E. Armand, “Un curieux songe / A Curious Dream” (1923)

Un curieux songe

En ma prison, j’ai fait un curieux songe,
Car j’ai rêvé qu’un grand jour avait lui :
Le jour de ceux que la souffrance ronge
Et qu’ennemi le sort traque et poursuit…
Le jour dé ceux que l’espérance a fui…
Etincelant, prenant un air de fête,
Le vieux soleil chauffait avec ardeur;
Comme une nappe au festin qui s’apprête,
Vierge, l’azur étalait sa splendeur,
Et dans les champs, plus fraiches de couleur,
Fières et gaies, les fleurs dressaient la tête.

Comme ils sortaient des coins sombres des ville
Les sans espoir! Béants, tous leurs tombeaux :
Taudis, prisons, hôpitaux ou asiles
Les vomissaient à torrents, par troupeaux.
D’un océan on aurait dit les flots.
Les malchanceux, les las, les incurables,
Les hors la loi, les errants, les maudits,
Qu’il en grouillait de ces indésirables :
Rues, carrefours en étaient envahis
Et dans les airs s’entrechoquaient leurs cris.
Oncques ne vit de foule aussi minable !

Puis dans mon rêve, emplissant les chaussées,
J’ai vu couler des rivières de sang.
J’apercevais, de ruines entassées,
En rouges jets, des flammes s’élançant.
De lourds corbeaux planaient en croassant.
On entendait un fracas de tempête
Qu’accompagnait un chant rauque et vengeur.
Ainsi montait la revanche a son faite
Sans que l’éclat eût faibli d’une fleur,
Que de l’azur eût pali la splendeur
Ou le soleil perdu son air de fête.

Envoi

Oui, j’ai rêvé qu’un grand jour avait lui!
Le jour de ceux que la souffrance ronge
Et qu’ennemi le sort traque et poursuit…
Le jour de ceux que l’espérance a fui.
Jour de revanche… ah! tu n’es que mensonge,
De mon cerveau le fallacieux produit!
En ma prisôn j’ai fait un curieux songe…

(Maison Centrale de Nimes).

E. Armand

A Curious Dream

In my prison, I had a curious dream,
I dreamed that a great day had taken place:
The day of those gnawed by suffering,
Tracked and pursued by enemy fate…
The day of those whom hope had fled…
Radiant, taking on a festive air,
The old sun blazed ardently;
Like a tablecloth at the feast that is prepared,
Virgin, the blue sky spread out its splendor,
And in the fields, fresh with new color,
Proud and gay, the flowers raised their heads.

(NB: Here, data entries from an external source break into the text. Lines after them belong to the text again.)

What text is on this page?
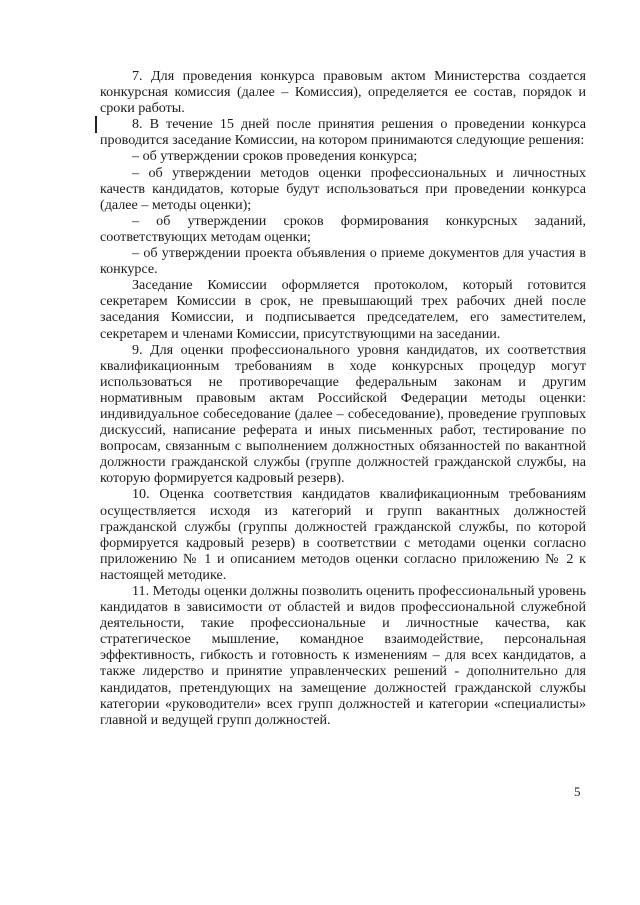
7. Для проведения конкурса правовым актом Министерства создается конкурсная комиссия (далее – Комиссия), определяется ее состав, порядок и сроки работы.

8. В течение 15 дней после принятия решения о проведении конкурса проводится заседание Комиссии, на котором принимаются следующие решения:

– об утверждении сроков проведения конкурса;

– об утверждении методов оценки профессиональных и личностных качеств кандидатов, которые будут использоваться при проведении конкурса (далее – методы оценки);

– об утверждении сроков формирования конкурсных заданий, соответствующих методам оценки;

– об утверждении проекта объявления о приеме документов для участия в конкурсе.

Заседание Комиссии оформляется протоколом, который готовится секретарем Комиссии в срок, не превышающий трех рабочих дней после заседания Комиссии, и подписывается председателем, его заместителем, секретарем и членами Комиссии, присутствующими на заседании.

9. Для оценки профессионального уровня кандидатов, их соответствия квалификационным требованиям в ходе конкурсных процедур могут использоваться не противоречащие федеральным законам и другим нормативным правовым актам Российской Федерации методы оценки: индивидуальное собеседование (далее – собеседование), проведение групповых дискуссий, написание реферата и иных письменных работ, тестирование по вопросам, связанным с выполнением должностных обязанностей по вакантной должности гражданской службы (группе должностей гражданской службы, на которую формируется кадровый резерв).

10. Оценка соответствия кандидатов квалификационным требованиям осуществляется исходя из категорий и групп вакантных должностей гражданской службы (группы должностей гражданской службы, по которой формируется кадровый резерв) в соответствии с методами оценки согласно приложению № 1 и описанием методов оценки согласно приложению № 2 к настоящей методике.

11. Методы оценки должны позволить оценить профессиональный уровень кандидатов в зависимости от областей и видов профессиональной служебной деятельности, такие профессиональные и личностные качества, как стратегическое мышление, командное взаимодействие, персональная эффективность, гибкость и готовность к изменениям – для всех кандидатов, а также лидерство и принятие управленческих решений - дополнительно для кандидатов, претендующих на замещение должностей гражданской службы категории «руководители» всех групп должностей и категории «специалисты» главной и ведущей групп должностей.

5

As they issued from the dark corners of the city
The hopeless! Gaping, all their tombs:
Slums, prisons, hospitals and asylums
Vomited them up in torrents, in herds.
They looked like the swells of an ocean.
The unlucky, the weary, the incurable,
The outlaws, the errant, the cursed,
How the city teemed with these undesirables:
Its streets and crossroads were invaded
And in the air their cries clashed.
Never was seen such a wretched mob!

Then, in my dream, filling the pavements,
I saw rivers of blood flowing.
I glimpsed, from heaped up ruins,
In red jets, flames shoot up.
Fat crows hovered, croaking.
You could hear the clamor of a storm
Which accompanied a raucous, vengeful song.
So revenge ascended to its peak
Without the glare being diminished by a flower,
But the splendor of the blue sky had paled
And the sun lost its festive air.

Envoi

Yes, I dreamed that the great day had come!
The day of those whom suffering gnaws
Tracked and pursued by enemy fate….
The day of those whom hope has fled.
Day of revenge… Ah! You are only a lie,
The false product of my brain!
In my prison I had a curious dream…

(Maison Centrale de Nimes.)

E. Armand

E. Armand, “Un curieux songe,” L’En dehors 2 no. 5 (mi-Janvier 1923): 2.